Patrice Delbourg, Fils de Chamaille

Sans foi ni loi

Patrice Del­bourg donne un sacré coup de pied dans la four­mi­lière de l’édition. Son héros (Aimé Rati­chaud) pos­sède une dent dure. Il a de qui tenir : sa mère indi­gnée (La Cha­maille) lui a donné l’habitude de mordre. Et l’os à ron­ger de celui qui cherche encore et déses­pé­ré­ment à être édité s’incarne dans la per­sonne d’un édi­teur aussi “fre­lu­quet” que frais émoulu des écoles de ges­tion. Il est devenu la tête pen­sante d’une mai­son d’édition dont l’objet est l’absence de toute ambi­tion édi­to­riale digne de ce nom.
La farce va mal tour­ner. Ou, à l’inverse, bien sui­vant la par­tie pre­nante. Tout s’y écrit dans un souffle comique qui ren­verse les codes et remet en jeu et en vie la fic­tion comme mou­ve­ment d’apparition. Sur­gissent des éma­na­tions voire des explo­sions béné­fiques (même si Gae­tan Mali­nois en fait les frais). Mais c’est une manière de faire payer pour les autres celui qui n’est en aucun cas leur lam­piste mais un par­fait alter-ego.

Delbourg fait souf­fler la tem­pête comique contre l’asphyxie de la langue vivante. L’édition telle qu’elle devient la pol­lue. C’est pour­quoi Rati­chaud engage une course de vitesse contre la fer­me­ture sta­bi­li­sée des signi­fi­ca­tions qui n’offrent du monde que des chro­mos. La matière du roman devient un pro­duit anti-coagulant.
Celui qui “tue” le poète ins­piré va deve­nir l’homme qui expire. Le livre tient en consé­quence un dis­cours par­ti­cu­liè­re­ment dur mais tout passe par l’humour le plus cor­ro­sif qui soit. Rati­chaud n’est pas nimbé de l’aura abso­lue d’un héros. Néan­moins,  son incar­na­tion — et de manière plus drôle que démons­tra­tive — per­met d’exposer les enjeux de la lit­té­ra­ture digne de ce nom.

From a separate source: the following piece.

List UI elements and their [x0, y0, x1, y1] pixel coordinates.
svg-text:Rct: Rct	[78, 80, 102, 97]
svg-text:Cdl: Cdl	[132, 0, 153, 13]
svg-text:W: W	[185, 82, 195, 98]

Par la raille­rie, le per­si­flage le tout petit monde de l’édition (mais pas seule­ment) est décapé. Se per­çoit le creu­se­ment d’une voix nar­ra­tive. Elle emporte la nuée des figures, des images, des pen­sées.  Et la langue de Del­bourg devient un souffle impur, désac­cordé qui nous informe du monde boi­teux.
Repre­nant en sub­stance la fameuse for­mule de Lacan “Là où ça parle, ça jouit, et ça sait rien”, Del­bourg rap­pelle que, à l’inverse de toute posi­tion dolo­riste, écrire n’est pas un mar­tyr, ni une radi­cale ascèse. Mais ce n’est pas pour autant une par­tie de plai­sir d’autant que l’éditeur est là pour impo­ser ses règle dou­teuses tis­sées d’une forme de bar­ba­rie ouverte à l’atomisation de la littérature.

Voilà ce sur quoi l’auteur s’appuie pour offrir la morale concoc­tée par Rati­chaud de manière radi­cale. Post mor­tem, la Cha­maille sera fière de son fils. Celui-ci crée un gai savoir lucide et cruel au plus haut point. Manière de faire tom­ber au fur et à mesure que le livre avance bien des illu­sions affec­tives, amou­reuses, convi­viales, sociales, idéo­lo­giques, voire épis­té­mo­lo­giques.
En déses­poir de sagesse mais par­fai­te­ment jovial, cruel et enjoué,  Rati­chaud aura fait le tra­vail. C’est un défi à bien des acca­ble­ments nos­tal­giques au nom d’une fable forte en érein­te­ments et à sa vic­toire spo­ra­dique, fugace, sans doute déri­soire mais qui fait — et de manière eupho­rique — tour­ner la tête aux arti­fices rhétoriques.

Delbourg  en crée d’autres, déca­lés et oppo­sés aux rituels consti­tu­tifs que l’édition impose sous ses fourches caudines.

jean-paul gavard-perret

Patrice Del­bourg, Fils de Cha­maille, Edi­tions Le Cas­tor Astral, La Pré Saint Ger­vais, 2019, 304 p. — 18,00 €.